Командор уныло оглядели это явление Главкульта восточному народу. Гейши потеряли остатки желания. Костёр догорал вместе с последними вспышками потенции Командора. К тому же время брало своё, пошёл третий час ночи, и Командор громко зевнули, заглатывая роты комаров. Главкульт ещё говорил по-прежнему страстно, но руками разводил слипающиеся веки. У гейш сна не было ни в одном глазу, они готовы были отстоять ещё и заутреню, но Командор гипнотической своей властью перенесли их обратно в их палатку на другой берег озера, положили на озеро одеяло тумана, сверху водрузили шпили и башни Кирилло-Белозёрского монастыря и в неземных этих декорациях затолкали отбивавшегося Главкульта в спальник. Очнувшийся от фталазола Вриосекс потребовал от Командора немедленно определить диспозицию на завтра: кому из женщин фавор, кому - опала.

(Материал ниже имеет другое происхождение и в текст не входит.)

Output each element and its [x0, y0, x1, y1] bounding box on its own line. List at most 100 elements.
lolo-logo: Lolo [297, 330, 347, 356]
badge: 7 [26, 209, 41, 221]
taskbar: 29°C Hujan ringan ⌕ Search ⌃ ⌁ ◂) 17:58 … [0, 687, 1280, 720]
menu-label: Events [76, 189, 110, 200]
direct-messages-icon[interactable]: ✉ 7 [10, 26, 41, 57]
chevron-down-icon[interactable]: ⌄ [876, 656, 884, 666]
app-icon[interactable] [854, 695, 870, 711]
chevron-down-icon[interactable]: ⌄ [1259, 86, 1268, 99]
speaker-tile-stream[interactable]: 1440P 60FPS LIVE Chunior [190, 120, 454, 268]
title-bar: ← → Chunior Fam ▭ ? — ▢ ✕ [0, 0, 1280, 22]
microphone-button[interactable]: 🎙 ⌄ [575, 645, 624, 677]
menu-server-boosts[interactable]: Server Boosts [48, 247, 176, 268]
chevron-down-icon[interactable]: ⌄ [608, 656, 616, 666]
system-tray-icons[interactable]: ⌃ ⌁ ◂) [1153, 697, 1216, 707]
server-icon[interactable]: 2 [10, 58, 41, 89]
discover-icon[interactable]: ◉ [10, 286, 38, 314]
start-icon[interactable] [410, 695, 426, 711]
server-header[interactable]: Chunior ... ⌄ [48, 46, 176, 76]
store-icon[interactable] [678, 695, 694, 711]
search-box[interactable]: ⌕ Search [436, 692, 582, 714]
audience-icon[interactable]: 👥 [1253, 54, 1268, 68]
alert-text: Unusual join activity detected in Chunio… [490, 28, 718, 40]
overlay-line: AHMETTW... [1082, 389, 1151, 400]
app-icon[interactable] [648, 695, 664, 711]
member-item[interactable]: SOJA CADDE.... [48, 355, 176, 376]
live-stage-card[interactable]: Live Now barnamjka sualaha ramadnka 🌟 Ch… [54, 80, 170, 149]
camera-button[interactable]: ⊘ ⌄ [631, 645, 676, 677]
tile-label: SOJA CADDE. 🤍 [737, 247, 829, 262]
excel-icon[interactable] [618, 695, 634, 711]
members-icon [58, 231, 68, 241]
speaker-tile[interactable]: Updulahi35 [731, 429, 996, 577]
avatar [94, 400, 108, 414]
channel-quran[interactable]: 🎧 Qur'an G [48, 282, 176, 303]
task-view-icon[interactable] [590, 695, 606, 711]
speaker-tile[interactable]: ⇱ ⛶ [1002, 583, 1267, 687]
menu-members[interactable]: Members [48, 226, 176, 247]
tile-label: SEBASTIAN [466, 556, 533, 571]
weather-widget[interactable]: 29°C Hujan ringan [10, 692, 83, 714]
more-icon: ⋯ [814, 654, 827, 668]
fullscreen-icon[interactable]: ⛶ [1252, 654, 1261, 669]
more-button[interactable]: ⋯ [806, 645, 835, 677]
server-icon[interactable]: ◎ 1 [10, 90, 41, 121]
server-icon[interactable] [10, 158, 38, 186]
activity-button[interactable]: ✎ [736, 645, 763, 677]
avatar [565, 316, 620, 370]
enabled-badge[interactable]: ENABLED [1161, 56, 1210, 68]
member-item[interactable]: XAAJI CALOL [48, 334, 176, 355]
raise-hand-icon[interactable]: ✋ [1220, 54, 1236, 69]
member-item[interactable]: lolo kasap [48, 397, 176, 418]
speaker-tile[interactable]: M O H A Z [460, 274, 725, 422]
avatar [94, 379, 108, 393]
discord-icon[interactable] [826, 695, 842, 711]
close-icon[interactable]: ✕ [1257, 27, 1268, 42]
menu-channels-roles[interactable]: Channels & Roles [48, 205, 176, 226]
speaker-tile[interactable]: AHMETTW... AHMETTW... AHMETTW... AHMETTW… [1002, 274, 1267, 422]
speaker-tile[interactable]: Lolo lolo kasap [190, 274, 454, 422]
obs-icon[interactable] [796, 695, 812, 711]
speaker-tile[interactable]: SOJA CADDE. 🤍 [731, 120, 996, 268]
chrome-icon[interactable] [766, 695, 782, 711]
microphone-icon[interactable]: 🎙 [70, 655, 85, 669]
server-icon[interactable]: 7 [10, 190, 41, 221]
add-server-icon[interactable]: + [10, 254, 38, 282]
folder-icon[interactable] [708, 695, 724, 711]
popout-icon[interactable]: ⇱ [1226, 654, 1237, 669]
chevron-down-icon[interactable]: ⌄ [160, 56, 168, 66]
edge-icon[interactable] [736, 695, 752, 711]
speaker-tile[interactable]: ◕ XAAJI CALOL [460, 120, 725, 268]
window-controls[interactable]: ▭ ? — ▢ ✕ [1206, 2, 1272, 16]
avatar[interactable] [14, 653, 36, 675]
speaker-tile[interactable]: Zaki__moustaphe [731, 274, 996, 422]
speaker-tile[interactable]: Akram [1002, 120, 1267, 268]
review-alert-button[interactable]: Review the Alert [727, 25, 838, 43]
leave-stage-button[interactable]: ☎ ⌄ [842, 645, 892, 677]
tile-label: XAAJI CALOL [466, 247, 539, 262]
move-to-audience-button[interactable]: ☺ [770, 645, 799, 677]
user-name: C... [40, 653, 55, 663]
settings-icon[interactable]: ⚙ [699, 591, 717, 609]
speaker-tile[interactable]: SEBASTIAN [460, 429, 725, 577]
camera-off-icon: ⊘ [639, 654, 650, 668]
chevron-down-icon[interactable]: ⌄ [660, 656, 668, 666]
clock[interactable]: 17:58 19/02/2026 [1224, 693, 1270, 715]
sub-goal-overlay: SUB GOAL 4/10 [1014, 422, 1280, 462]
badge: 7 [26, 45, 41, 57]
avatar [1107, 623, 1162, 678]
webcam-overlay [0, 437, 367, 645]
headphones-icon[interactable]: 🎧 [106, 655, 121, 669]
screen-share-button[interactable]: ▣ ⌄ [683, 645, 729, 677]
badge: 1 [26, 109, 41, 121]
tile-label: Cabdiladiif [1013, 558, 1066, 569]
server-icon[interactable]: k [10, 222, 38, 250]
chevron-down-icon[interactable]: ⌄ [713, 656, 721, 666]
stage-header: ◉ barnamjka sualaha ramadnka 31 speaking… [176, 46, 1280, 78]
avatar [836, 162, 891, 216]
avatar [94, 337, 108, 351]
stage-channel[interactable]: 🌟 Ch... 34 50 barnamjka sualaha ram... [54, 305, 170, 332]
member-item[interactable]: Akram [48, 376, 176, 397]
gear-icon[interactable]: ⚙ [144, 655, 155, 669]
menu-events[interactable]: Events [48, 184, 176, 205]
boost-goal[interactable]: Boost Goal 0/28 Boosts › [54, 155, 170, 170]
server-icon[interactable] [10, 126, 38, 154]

- Спи уж, спи, геморройщик, - ответствовали Командор и, вздохнув, добавили: - Трудно быть богом!..
После чего легли отдыхать, имея в уме перенести боевые действий в район села Ферапонтово, где на оперативном просторе полагали Они разыграть решающее сражение с искусительницами.
УМИРОТВОРЕНИЕ ПЛОТИ
Сегодня, июля 18 дня, писчая способность моя пришла в полный упадок. Видно, время моё истекает. Много лет прожил я на свете, слабые силы, дарованные мне природой, без остатка употребил на жизнеописание Командора, и се аз отхожу в мир иной. Завещаю вам, други, продолжить дело рук моих и пера моего, стилем простым и бесхитростным прославляя Деяния Командора, да славится Их имя... Мутится разум, слепнут очи... други... прощайте...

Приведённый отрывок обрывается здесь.